Royal Window and Door Profiles, Thermoplast Div., is North America’s largest extruder of PVC profiles for windows and doors. It offers more than 800 different types of profiles, produced in a 150,000-sq-ft, state-of-the-art plant. Thermoplast is one of several divisions of the Royal Group, all devoted to building products and construction markets. Founded in 1970 by Victor De Zen, the company was purchased in 2006 by Atlanta-based Georgia Gulf Corp. (ggc.com), supplier of a wide range of rigid and flexible PVC compounds and related products. Royal’s sales of building products were $728 million in 2009. The entire Royal Group employs roughly 3500 people; the Thermoplast Div. accounts for about 600.
IT’S IN THE DNA
Where the environment is concerned, Thermoplast walks the walk and has implemented a range of initiatives that have saved energy in its production process while making better use of scrap generated not only in-house but in the field. “Four years ago, we put together a committee to look at what we can do to help the environment,” said Andre Touchette, president of the Eastern Canada Region for the Window and Door Div. “We all have families, and we all want to make the planet a better place. And let’s face it, Royal has been in building materials for decades, so sustainability and durability has been part of our DNA.”
Royal’s Thermoplast products are all Energy Star qualified, meaning that they have been certified to use less energy, save money, and help protect the environment. “Recycling initiatives plus a coordinated effort on the part of all employees to reduce the use of power and water are the cornerstones of our green initiatives,” says Touchette. “Over the last two years, we strived to meet high environmental standards and achieved conclusive results.”
Those results include a remarkable 88% reduction in the amount of water used in the manufacturing process, which amounts to a whopping 38,000 gal/day. Touchette attributes this reduction primarily to closed-loop water cooling.
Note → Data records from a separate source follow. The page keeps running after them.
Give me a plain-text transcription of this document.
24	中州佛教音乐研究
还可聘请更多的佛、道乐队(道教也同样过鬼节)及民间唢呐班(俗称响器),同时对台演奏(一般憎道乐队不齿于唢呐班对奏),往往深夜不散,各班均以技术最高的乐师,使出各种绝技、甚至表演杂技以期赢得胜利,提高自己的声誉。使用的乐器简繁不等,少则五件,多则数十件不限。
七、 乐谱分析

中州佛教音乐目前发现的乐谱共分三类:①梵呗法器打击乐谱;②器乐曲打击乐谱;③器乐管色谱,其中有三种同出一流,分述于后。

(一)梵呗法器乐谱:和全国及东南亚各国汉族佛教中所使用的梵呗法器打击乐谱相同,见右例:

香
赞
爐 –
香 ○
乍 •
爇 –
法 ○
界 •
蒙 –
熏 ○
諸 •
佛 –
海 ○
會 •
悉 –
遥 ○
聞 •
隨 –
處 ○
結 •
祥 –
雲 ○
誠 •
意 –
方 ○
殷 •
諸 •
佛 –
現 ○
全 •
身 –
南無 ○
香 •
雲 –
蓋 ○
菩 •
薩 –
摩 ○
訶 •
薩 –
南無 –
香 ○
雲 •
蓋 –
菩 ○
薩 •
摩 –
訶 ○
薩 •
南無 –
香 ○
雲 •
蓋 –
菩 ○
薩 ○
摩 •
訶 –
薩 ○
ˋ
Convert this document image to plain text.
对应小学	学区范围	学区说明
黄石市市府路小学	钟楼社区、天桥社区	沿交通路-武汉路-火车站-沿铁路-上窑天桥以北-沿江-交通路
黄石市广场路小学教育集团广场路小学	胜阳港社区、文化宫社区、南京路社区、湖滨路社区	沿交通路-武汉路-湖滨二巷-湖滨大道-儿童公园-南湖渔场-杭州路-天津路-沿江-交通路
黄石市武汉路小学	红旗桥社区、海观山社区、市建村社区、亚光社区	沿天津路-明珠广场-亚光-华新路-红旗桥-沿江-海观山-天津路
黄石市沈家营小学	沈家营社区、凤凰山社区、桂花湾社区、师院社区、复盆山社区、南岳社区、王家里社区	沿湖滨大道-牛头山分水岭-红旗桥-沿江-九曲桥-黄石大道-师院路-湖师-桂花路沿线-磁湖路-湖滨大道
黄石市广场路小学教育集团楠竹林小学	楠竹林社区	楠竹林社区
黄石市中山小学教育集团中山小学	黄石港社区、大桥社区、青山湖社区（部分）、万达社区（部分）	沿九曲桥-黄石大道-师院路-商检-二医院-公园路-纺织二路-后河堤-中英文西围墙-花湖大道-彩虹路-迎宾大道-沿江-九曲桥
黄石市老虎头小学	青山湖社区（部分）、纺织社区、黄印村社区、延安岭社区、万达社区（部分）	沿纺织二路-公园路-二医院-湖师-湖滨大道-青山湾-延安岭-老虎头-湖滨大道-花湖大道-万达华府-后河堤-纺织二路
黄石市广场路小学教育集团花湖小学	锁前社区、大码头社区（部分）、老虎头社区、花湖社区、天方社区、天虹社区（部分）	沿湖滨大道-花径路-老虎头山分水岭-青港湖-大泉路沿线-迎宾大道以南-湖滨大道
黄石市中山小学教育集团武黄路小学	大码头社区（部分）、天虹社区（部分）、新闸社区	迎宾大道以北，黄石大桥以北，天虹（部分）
Thermoplast also redistributes the heat generated by its extrusion lines to regulate the temperature of the plant, slashing its natural gas expenses by 42%. Moreover, Thermoplast now uses an air blower to clean parts, eliminating the need for a compressed-air system, which cut its electricity use by 8%.
Perhaps the most dramatic example of Royal’s commitment to the environment is a recycling system it set up with its fabricators. Every day, Royal sends trucks to the field to collect “end cuts” made during the installation process. They are returned to the plant, where they are reground and reprocessed into new profiles. “Our industry needs to come out of the silo and look at the big picture,” Touchette advises. “We have invested significantly in people, time, processes, and equipment to make this happen. But the investment has paid for itself. We’ve positioned ourselves as a leader where environmental issues are concerned. This has helped us with customer retention, and has also helped us attract new customers who want to partner with someone who is ahead of the game.”
Touchette is not keeping Thermoplast’s successes a secret. He is president of Quebec’s Window & Door Association, and has established an open-door policy enabling his competitors to tour the plant and see first-hand the steps Royal has taken.